STEP 1: Prevention and early detection
Prevention
- Stop smoking. All patients who currently smoke (or have recently quit) should be offered best practice tobacco dependence treatment, given an opt-out referral to a behavioural intervention service such as Quitline 13 78 48, and prescribed smoking cessation pharmacotherapy, if clinically appropriate.
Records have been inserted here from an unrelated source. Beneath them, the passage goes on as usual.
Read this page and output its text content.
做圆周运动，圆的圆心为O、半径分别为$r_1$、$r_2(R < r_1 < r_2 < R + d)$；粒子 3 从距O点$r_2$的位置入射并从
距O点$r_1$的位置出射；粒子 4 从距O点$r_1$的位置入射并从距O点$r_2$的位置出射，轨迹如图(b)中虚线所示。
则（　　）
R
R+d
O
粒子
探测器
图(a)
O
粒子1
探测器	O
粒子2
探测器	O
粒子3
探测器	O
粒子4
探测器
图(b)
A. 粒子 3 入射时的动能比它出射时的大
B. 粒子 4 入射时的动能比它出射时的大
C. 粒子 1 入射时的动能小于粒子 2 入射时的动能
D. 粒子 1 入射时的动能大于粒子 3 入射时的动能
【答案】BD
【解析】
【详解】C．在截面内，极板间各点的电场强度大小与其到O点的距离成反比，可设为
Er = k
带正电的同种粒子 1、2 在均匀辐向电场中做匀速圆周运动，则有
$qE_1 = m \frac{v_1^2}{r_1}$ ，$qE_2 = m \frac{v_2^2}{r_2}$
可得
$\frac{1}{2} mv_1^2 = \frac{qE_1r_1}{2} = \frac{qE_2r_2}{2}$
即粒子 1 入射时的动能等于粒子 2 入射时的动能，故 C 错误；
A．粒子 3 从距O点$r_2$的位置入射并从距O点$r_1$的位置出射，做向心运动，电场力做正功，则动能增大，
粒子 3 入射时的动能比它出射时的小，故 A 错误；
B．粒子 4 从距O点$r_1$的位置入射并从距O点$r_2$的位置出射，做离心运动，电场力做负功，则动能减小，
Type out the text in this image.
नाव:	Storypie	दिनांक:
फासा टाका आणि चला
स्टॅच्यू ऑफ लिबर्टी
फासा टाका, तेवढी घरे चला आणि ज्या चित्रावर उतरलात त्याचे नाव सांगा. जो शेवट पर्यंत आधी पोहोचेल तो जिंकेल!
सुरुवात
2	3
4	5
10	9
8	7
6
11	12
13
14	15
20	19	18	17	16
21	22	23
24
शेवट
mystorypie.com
Frame conversations about smoking using the Ask, Advise, Help model.
- Avoid exposure to second-hand tobacco smoke.
- Prevent occupational exposure to asbestos, silica, radon, heavy metals, diesel fumes and polycyclic aromatic hydrocarbons.
- Take moderate to vigorous-intensity physical activity.
Risk factors
- Lifestyle factor:
- physical inactivity
- Environmental factors:
- second-hand smoke
- occupational exposure to arsenic, polycyclic aromatic hydrocarbons, cadmium, radon, asbestos, silica, iron and steel founding, nickel, beryllium, chromium VI, paint, diesel exhaust
- air pollution
- Personal factors:
- current or former tobacco smoking
- increasing age
- family history of lung cancer
- personal history of cancer
- chronic lung disease.
Indigenous Australians are approximately twice as likely to be diagnosed with and to die from lung cancer and have a lower 5-year survival compared with non-Indigenous Australians.
Early detection
Increased use of CT scans has led to more incidental detection of lung nodules, which should be managed according to existing guidelines.
Screening recommendations
There is currently no national screening program for lung cancer in Australia.